This year we have a strong team who will represent Australia at the 22nd FAI World Hot Air Balloon Championships, to be held in Saga Japan between 30 October and 7 November 2016. This is Australia’s best chance to win the championship since we won back in 1983.
The Australian balloon team will be represented by 3 pilots; Matthew Scaife, Nicola Scaife and Peter Wright. They will be travelling with our biggest and best team yet. All up there will be 16 team members, complete with independent wind-reading team, a photographer, a social media/tech support guru, a team manager and crew members for each balloon.
Australia will have the only husband and wife competing in the same championships. Nicola Scaife is the two time Women’s World Hot Air Balloon champion and Matthew Scaife is a two-time Australian Hot Air Balloon champion.

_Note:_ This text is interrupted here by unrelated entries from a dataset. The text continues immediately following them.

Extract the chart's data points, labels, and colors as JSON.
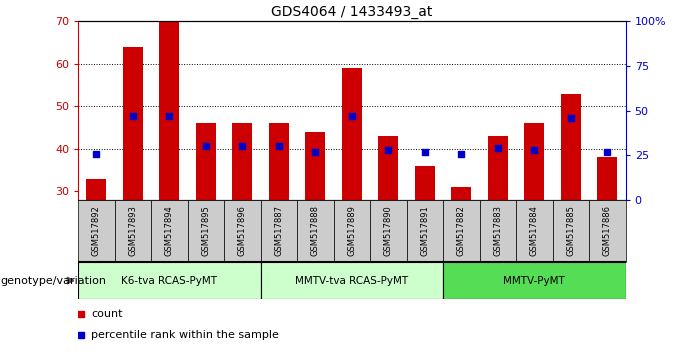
{
  "title": "GDS4064 / 1433493_at",
  "samples": [
    "GSM517892",
    "GSM517893",
    "GSM517894",
    "GSM517895",
    "GSM517896",
    "GSM517887",
    "GSM517888",
    "GSM517889",
    "GSM517890",
    "GSM517891",
    "GSM517882",
    "GSM517883",
    "GSM517884",
    "GSM517885",
    "GSM517886"
  ],
  "counts": [
    33,
    64,
    70,
    46,
    46,
    46,
    44,
    59,
    43,
    36,
    31,
    43,
    46,
    53,
    38
  ],
  "percentiles": [
    26,
    47,
    47,
    30,
    30,
    30,
    27,
    47,
    28,
    27,
    26,
    29,
    28,
    46,
    27
  ],
  "ylim_left": [
    28,
    70
  ],
  "ylim_right": [
    0,
    100
  ],
  "yticks_left": [
    30,
    40,
    50,
    60,
    70
  ],
  "yticks_right": [
    0,
    25,
    50,
    75,
    100
  ],
  "ytick_labels_right": [
    "0",
    "25",
    "50",
    "75",
    "100%"
  ],
  "bar_color": "#cc0000",
  "dot_color": "#0000cc",
  "groups": [
    {
      "label": "K6-tva RCAS-PyMT",
      "start": 0,
      "end": 4,
      "color": "#ccffcc"
    },
    {
      "label": "MMTV-tva RCAS-PyMT",
      "start": 5,
      "end": 9,
      "color": "#ccffcc"
    },
    {
      "label": "MMTV-PyMT",
      "start": 10,
      "end": 14,
      "color": "#55dd55"
    }
  ],
  "xlabel_left": "genotype/variation",
  "legend_count_label": "count",
  "legend_pct_label": "percentile rank within the sample",
  "tick_bg_color": "#cccccc",
  "bar_width": 0.55,
  "dot_size": 22
}
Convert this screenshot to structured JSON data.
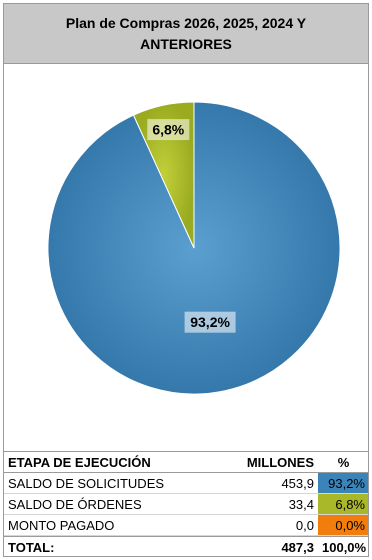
{
  "chart_data": {
    "type": "pie",
    "title": "Plan de Compras 2026, 2025, 2024 Y ANTERIORES",
    "slices": [
      {
        "label": "SALDO DE SOLICITUDES",
        "value": 93.2,
        "display": "93,2%",
        "color": "#3b84b9"
      },
      {
        "label": "SALDO DE ÓRDENES",
        "value": 6.8,
        "display": "6,8%",
        "color": "#a8b828"
      },
      {
        "label": "MONTO PAGADO",
        "value": 0.0,
        "display": "0,0%",
        "color": "#f07d0c"
      }
    ]
  },
  "table": {
    "headers": {
      "stage": "ETAPA DE EJECUCIÓN",
      "millions": "MILLONES",
      "pct": "%"
    },
    "rows": [
      {
        "stage": "SALDO DE SOLICITUDES",
        "millions": "453,9",
        "pct": "93,2%",
        "color": "#3b84b9"
      },
      {
        "stage": "SALDO DE ÓRDENES",
        "millions": "33,4",
        "pct": "6,8%",
        "color": "#a8b828"
      },
      {
        "stage": "MONTO PAGADO",
        "millions": "0,0",
        "pct": "0,0%",
        "color": "#f07d0c"
      }
    ],
    "total": {
      "label": "TOTAL:",
      "millions": "487,3",
      "pct": "100,0%"
    }
  }
}
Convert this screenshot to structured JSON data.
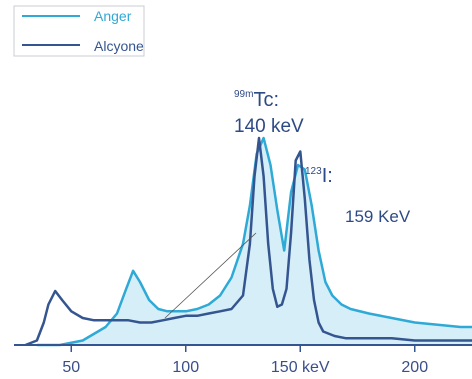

The team will be pushing the boundaries of what can be done with existing technology. In the hands of our pilots and ground crew will be a Microsoft Surface Pro with OziTarget navigational software. Will this be Hot Air Ballooning’s equivalent of the winged keel on Australia II that won us an America’s cup in 1983?
Our team preparation this year has included flying in the 2016 Japanese Grand Prix, which involves 5 competition ballooning events over the year.
Our team have previous experience competing in Saga Matt (3 times), Nicola (2 times), Peter (1 time) and Sean Kavanagh, Team Manager (9 times), our ground crew also has many years of experience. Saga is Australia’s second home when it comes to competition ballooning.
Meet The Team Opportunity:
The Australian Balloon Team will be at the annual Hunter Valley Hot Air Balloon Festival on 22 and 23 October 2016 which will see upward of twenty hot air balloons from all around the country launch at sunrise. This is a great opportunity for interviews, pictures and video.
More about hot air balloon competition:
A hot air balloon competition requires competitors to score points by undertaking a number of set tasks, which are predetermined by an Event Director before a flight. This generally involves the pilot throwing a ‘marker’, a weighted streamer, at a target, usually a cross or road intersection with set coordinates. To get there the pilot needs to manoeuvre the balloon by using wind currents at various altitudes. Flying takes place in the morning and evening and the eventual winner is the pilot who has accumulated the most number of points over the week of flying.